Apple has tweaked its online storage service and has steadily opened it up. It used to be so locked down that you could barely use it, but now it is getting more like its rivals.

You can even share files! With non-Mac users too!

Let’s take a look at file sharing in macOS High Sierra.

Add people

Open a Finder window and select iCloud Drive in the sidebar.

Ctrl+click it to show the menu and go to Share > Add People.

Share files on iCloud with people using the Apple Mac

Choose the share type

This window is displayed and it contains all the different ways you can share the file, such as Mail, Messages and so on. Select the one you want to use.

Share a file on iCloud using the Apple Mac

Set the permissions

I am going to create a link that can be emailed, posted on the web, pasted into messages and so on. Expand the Share Options section and you can choose who can access the file. It can be limited to the people you choose or made available to anyone you give the link to. Private or public sharing, it is up to you.

You can also choose to let people change the file or just view it.

Set the permissions when sharing iCloud files on the Apple Mac

Click the Share button and a link to the file is copied to the clipboard. It is up to you to then paste it in somewhere and share it with whoever you want to share it with.

Access a shared file

What happens when someone clicks the link to the shared file? A browser opens if it is not already open and it displays a web page like this. I made the link accessible by anyone and so there is a Download a Copy link. It does not matter whether you are a Mac, Windows or Linux user. It does not require an Apple ID or an iCloud account.

Access a shared file on iCloud using a web browser

If the person has an iCloud/Apple ID account, they have the option to add the file to it. This is a convenient option for Mac users.

Show the people

When you want to share a file, you use the Add People menu option. Once it is shared, the menu changes to Show People. Ctrl+click a shared file.

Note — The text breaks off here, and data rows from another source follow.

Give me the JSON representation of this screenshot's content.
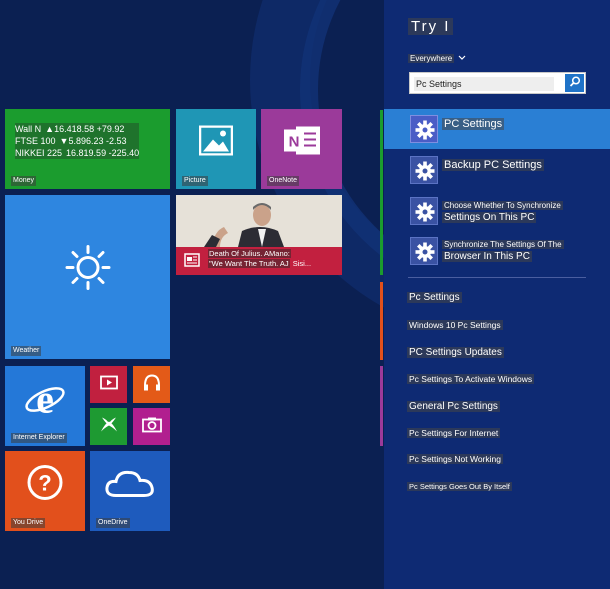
{
  "colors": {
    "money_tile": "#1b9c2e",
    "photos_tile": "#1f96b5",
    "onenote_tile": "#9b3a9a",
    "weather_tile": "#2e86e0",
    "ie_tile": "#2478d8",
    "video_tile": "#c1203f",
    "music_tile": "#e35a18",
    "games_tile": "#1e9a32",
    "camera_tile": "#b11f8f",
    "help_tile": "#e2501c",
    "onedrive_tile": "#1e5bbd",
    "charm_bg": "#0e2a73",
    "selected": "#2a7fd4"
  },
  "tiles": {
    "money": {
      "label": "Money",
      "rows": [
        {
          "name": "Wall N",
          "value": "▲16.418.58 +79.92"
        },
        {
          "name": "FTSE 100",
          "value": "▼5.896.23 -2.53"
        },
        {
          "name": "NIKKEI 225",
          "value": "16.819.59 -225.40"
        }
      ]
    },
    "photos": {
      "label": "Picture",
      "icon": "picture-icon"
    },
    "onenote": {
      "label": "OneNote",
      "icon": "onenote-icon"
    },
    "news": {
      "caption_line1": "Death Of Julius. AMano:",
      "caption_line2": "\"We Want The Truth. AJ",
      "caption_tail": "Sisi..."
    },
    "weather": {
      "label": "Weather",
      "icon": "sun-icon"
    },
    "ie": {
      "label": "Internet Explorer",
      "icon": "internet-explorer-icon"
    },
    "video": {
      "icon": "video-icon"
    },
    "music": {
      "icon": "headphones-icon"
    },
    "games": {
      "icon": "xbox-icon"
    },
    "camera": {
      "icon": "camera-icon"
    },
    "help": {
      "label": "You Drive",
      "icon": "question-icon"
    },
    "onedrive": {
      "label": "OneDrive",
      "icon": "cloud-icon"
    }
  },
  "charm": {
    "title": "Try I",
    "scope": "Everywhere",
    "search": {
      "value": "Pc Settings"
    },
    "results": [
      {
        "label": "PC Settings",
        "selected": true
      },
      {
        "label": "Backup PC Settings",
        "selected": false
      },
      {
        "line1": "Choose Whether To Synchronize",
        "line2": "Settings On This PC",
        "selected": false
      },
      {
        "line1": "Synchronize The Settings Of The",
        "line2": "Browser In This PC",
        "selected": false
      }
    ],
    "suggestions": [
      "Pc Settings",
      "Windows 10 Pc Settings",
      "PC Settings Updates",
      "Pc Settings To Activate Windows",
      "General Pc Settings",
      "Pc Settings For Internet",
      "Pc Settings Not Working",
      "Pc Settings Goes Out By Itself"
    ]
  }
}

Show the people an iCloud file is shared with

Stop sharing a file

At the top is a list of people the file is shared with. I chose to share it with everyone, but if I had shared it with one or more people, they would be listed here. Down at the bottom is a button to copy the share link again, in case you need to paste is into an email, web page, message and so on.

Stop sharing a file shared on iCloud on the Apple Mac

There is also a button to stop sharing. You may want to share a file and then when the person has go to, stop sharing.

Share with selected people

If you choose to share the file with selected people by setting the Share Options, a box appears into which you can enter email addresses or select people from Contacts. One or more people can be added.

Share a file on iCloud with selected people on the Apple Mac

Access a private share

When sharing a file with specific people, you get a link as before. This can be pasted wherever you want, such as emails and messages. What happens when someone clicks the link?

This time there is no download option and the person must sign into iCloud with their Apple ID. Only people with Apple IDs can access shared files if they are shared specifically with them. They do not have to be Mac users though, and Windows users can have an Apple ID.

Sign into iCloud

These file sharing features are sure to be popular with iCloud users. However, other services like Dropbox, Google Drive, OneDrive and others have had this feature for years.